Another challenge for automation testers in Selenium testing is the use of captchas. As it is known, Captchas cannot be assumed or predicted as every time it is generated its values are different. Application features such as payment gateway, or registering for a new account where Captcha is required are challenging to automate using Selenium as there is no inherent capability to solve Captcha.

The only approach to solve this issue is to create separate testing environment variables altogether. Testers can disable the captcha module, accept a dummy value for all captchas, or pass the captcha as a hidden value within the page’s DOM structure.

Limited to mobile testing 

Though the Selenium framework is widely used for testing websites or web apps across different combinations of browsers & operating systems, it is still limited to testing on mobile operating systems. This is yet another challenge with Selenium to test websites or web apps for mobile devices, as a significant number of users use content on their mobile devices.
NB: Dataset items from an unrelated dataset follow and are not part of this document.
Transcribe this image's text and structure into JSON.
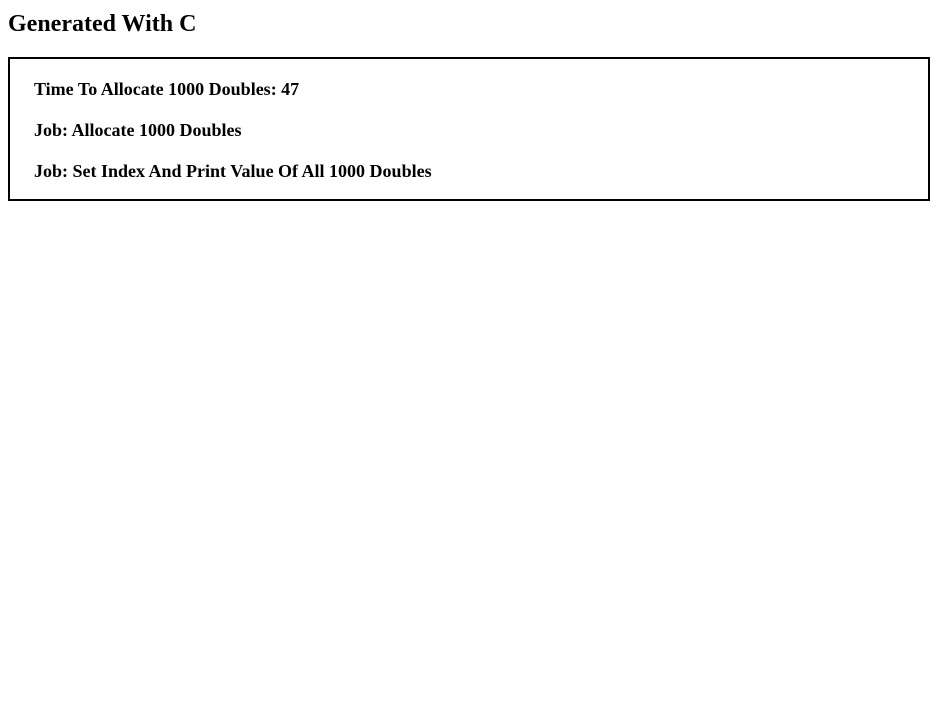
{
  "page": {
    "title": "Generated With C"
  },
  "info_box": {
    "lines": [
      "Time To Allocate 1000 Doubles: 47",
      "Job: Allocate 1000 Doubles",
      "Job: Set Index And Print Value Of All 1000 Doubles"
    ]
  }
}
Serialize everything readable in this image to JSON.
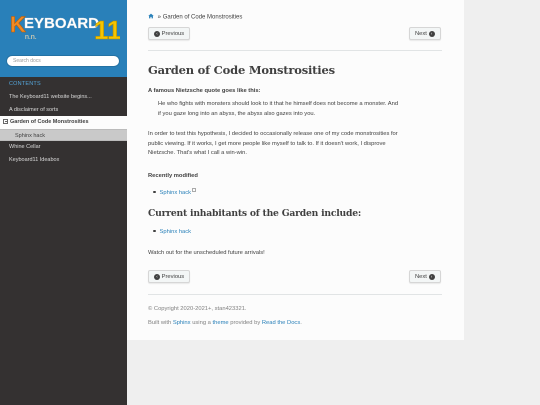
{
  "sidebar": {
    "logo_text": "Keyboard11",
    "logo_sub": "n.n.",
    "search_placeholder": "Search docs",
    "caption": "CONTENTS",
    "items": [
      {
        "label": "The Keyboard11 website begins..."
      },
      {
        "label": "A disclaimer of sorts"
      },
      {
        "label": "Garden of Code Monstrosities"
      },
      {
        "label": "Sphinx hack"
      },
      {
        "label": "Whine Cellar"
      },
      {
        "label": "Keyboard11 Ideabox"
      }
    ]
  },
  "breadcrumb": {
    "separator": "»",
    "current": "Garden of Code Monstrosities"
  },
  "nav_buttons": {
    "previous": "Previous",
    "next": "Next"
  },
  "page": {
    "title": "Garden of Code Monstrosities",
    "quote_intro": "A famous Nietzsche quote goes like this:",
    "quote_line1": "He who fights with monsters should look to it that he himself does not become a monster. And",
    "quote_line2": "if you gaze long into an abyss, the abyss also gazes into you.",
    "para_line1": "In order to test this hypothesis, I decided to occasionally release one of my code monstrosities for",
    "para_line2": "public viewing. If it works, I get more people like myself to talk to. If it doesn't work, I disprove",
    "para_line3": "Nietzsche. That's what I call a win-win.",
    "recent_heading": "Recently modified",
    "recent_link": "Sphinx hack",
    "inhabitants_heading": "Current inhabitants of the Garden include:",
    "inhabitant_link": "Sphinx hack",
    "closing": "Watch out for the unscheduled future arrivals!"
  },
  "footer": {
    "copyright": "© Copyright 2020-2021+, stan423321.",
    "built_prefix": "Built with",
    "sphinx": "Sphinx",
    "using_a": "using a",
    "theme": "theme",
    "provided_by": "provided by",
    "rtd": "Read the Docs",
    "period": "."
  },
  "colors": {
    "sidebar_bg": "#343131",
    "sidebar_top": "#2980b9",
    "link": "#2980b9",
    "logo_orange": "#f08a24",
    "logo_yellow": "#f5c400"
  },
  "icons": {
    "home": "home-icon",
    "prev": "arrow-circle-left-icon",
    "next": "arrow-circle-right-icon",
    "external": "external-link-icon"
  }
}
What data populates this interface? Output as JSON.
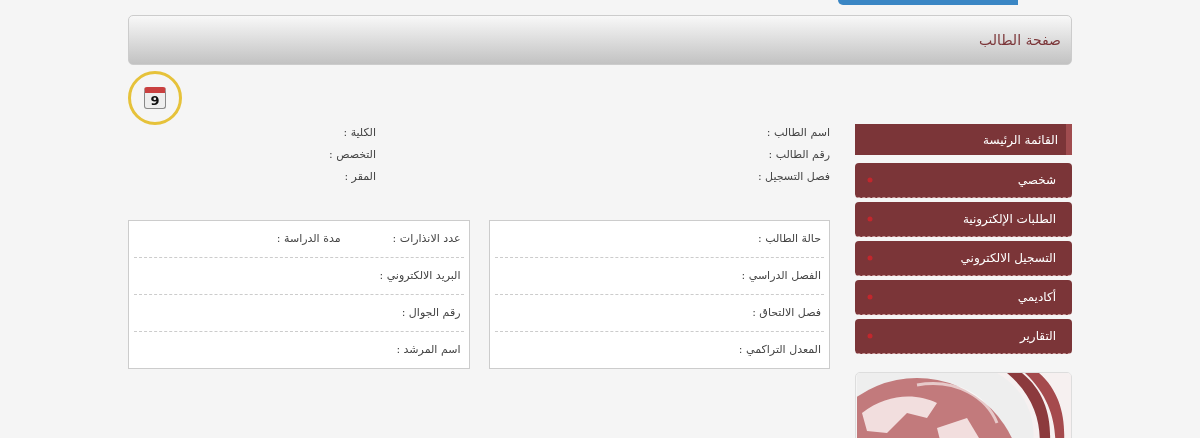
{
  "page_title": "صفحة الطالب",
  "calendar_day": "9",
  "info_columns": [
    [
      "اسم الطالب :",
      "رقم الطالب :",
      "فصل التسجيل :"
    ],
    [
      "الكلية :",
      "التخصص :",
      "المقر :"
    ]
  ],
  "detail_boxes": [
    [
      [
        "حالة الطالب :"
      ],
      [
        "الفصل الدراسي :"
      ],
      [
        "فصل الالتحاق :"
      ],
      [
        "المعدل التراكمي :"
      ]
    ],
    [
      [
        "عدد الانذارات :",
        "مدة الدراسة :"
      ],
      [
        "البريد الالكتروني :"
      ],
      [
        "رقم الجوال :"
      ],
      [
        "اسم المرشد :"
      ]
    ]
  ],
  "sidebar": {
    "heading": "القائمة الرئيسة",
    "items": [
      "شخصي",
      "الطلبات الإلكترونية",
      "التسجيل الالكتروني",
      "أكاديمي",
      "التقارير"
    ]
  }
}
To overcome this issue the Selenium family provides the most renowned open-source testing framework, Appium, which helps developers test content on native mobile operating systems.  Appium drives iOS and Android native, mobile, and hybrid apps using the WebDriver protocol to automate mobile app testing.

Utilize LambdaTest as a solution for all the above Selenium testing issues 

Selenium is one of the most prominent test automation frameworks used to automate user actions on the web application under test. It revolutionizes web testing by providing a robust automation framework. However, like any other testing, Selenium testing is not without its own set of challenges. For beginners, it can be difficult to set up and use, as well as maintaining the test scripts can be time-consuming and require significant effort.

The solution to all these is LambdaTest. LambdaTest is an AI-powered test orchestration and execution platform that allows performing both manual and automated testing at scale.  It not only works on the website but also provides testers with all the essential components required to test Web, Android, and iOS apps. 

For both real-time and automated purposes it provides a cloud Selenium Grid of more than 3000 environments, browsers, and real mobile devices, enabling testers to run Selenium tests concurrently across different mobile devices and screen resolutions at the same time. This reduces the automated test execution time and enables testers to ensure that their web app or website is of high quality and performs seamlessly across different screen resolutions, solving the scalability issues of Selenium.

By using its AI capability it provides testers with an intuitive interface for creating and executing stable and reliable tests faster than ever to speed up automated tests’ maintenance and to achieve faster results. It brings a complete package of testing features, ranging from cross-browser testing using Selenium, data-driven testing, manual exploratory testing, parallel testing, and mobile testing using Appium, thus allowing testing beyond the limitations of Selenium.

Furthermore, LambdaTest can be seamlessly integrated with popular CI/CD tools like Slack, JIRA, GitHub, and Jenkins, to bring all the testing resources together for continuous testing. It also has an in-built bug tracking and screen recorder facility that allows testers to record videos of entire test sessions, capture screenshots of the bug, and send them across various third-party tools like JIRA, Asana, Slack, Trello, etc.

Conclusion

In conclusion, it can be said that every good thing comes with some limitations and Selenium is no exception. While the list of Selenium features is endless, a developer can still face challenges and limitations during the process of creating automated tests.

To overcome the above-mentioned Selenium WebDriver challenges, this article has provided a workaround, keeping them in mind while automating testing using Selenium might help in scaling up the testing infrastructure and ongoing Selenium projects.